Jamais leur mémoire ne fonctionne comme celles des ordinateurs, capables de superposer des traces à l'infini. Toujours et d'emblée, la mémoire choisit. Notre mécanisme cérébral est fait pour refouler dans l'inconscient la presque totalité du passé et «n'introduire dans la conscience que ce qui est de nature à éclairer la situation présente, à aider l'action qui se prépare» (Bergson, l'Évolution créatrice).

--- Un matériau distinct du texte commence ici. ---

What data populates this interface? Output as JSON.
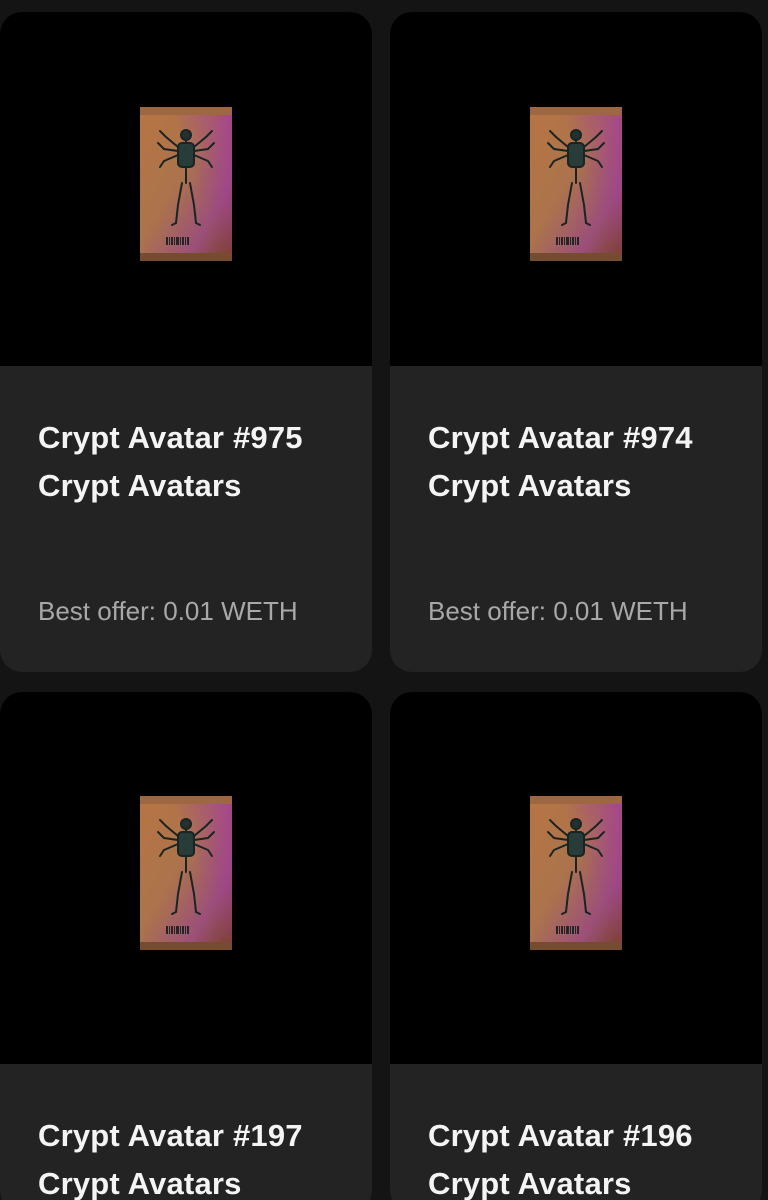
{
  "cards": [
    {
      "title": "Crypt Avatar #975",
      "collection": "Crypt Avatars",
      "offer": "Best offer: 0.01 WETH"
    },
    {
      "title": "Crypt Avatar #974",
      "collection": "Crypt Avatars",
      "offer": "Best offer: 0.01 WETH"
    },
    {
      "title": "Crypt Avatar #197",
      "collection": "Crypt Avatars"
    },
    {
      "title": "Crypt Avatar #196",
      "collection": "Crypt Avatars"
    }
  ],
  "colors": {
    "page_background": "#141414",
    "card_background": "#232323",
    "thumbnail_background": "#000000",
    "title_text": "#f4f4f4",
    "offer_text": "#a8a8a8"
  },
  "icons": {
    "nft_image": "card-pack-image"
  }
}
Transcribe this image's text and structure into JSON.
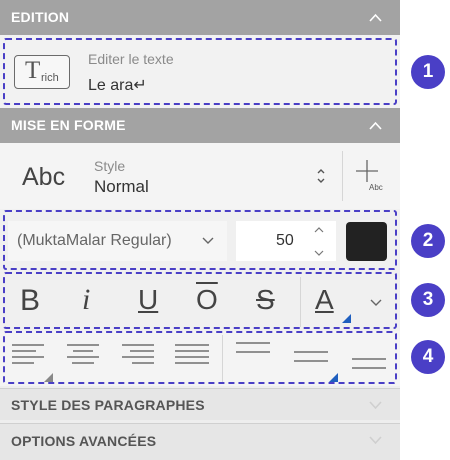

Le souvenir est tissé d'oubli. Vivre, c'est transformer les faits révolus en passé. Et il est légitime que le rapport des sociétés humaines à leur passé se fonde sur des choix par lesquels elles retiennent les faits qui les aident à se projeter dans l'avenir. Pourtant, pour les peuples comme pour les hommes, on ne peut pas vivre sans être un tant soit peu «en paix avec sa mémoire». Les amnisties, aussi nécessaires qu'elles puissent être, ne légitiment jamais l'oubli. Et il y a pire que l'oubli: il y a l'ignorance de ce que l'on n'a jamais voulu voir. S'il est malsain de vivre dans le passé, il est indispensable d'apprendre à vivre avec lui. Amnésie et oubli sont des maladies de l'avenir. Aussi longtemps qu'aucun «travail» sur le passé n'est effectué, le présent ne peut qu'être empoisonné par mille résurgences néfastes.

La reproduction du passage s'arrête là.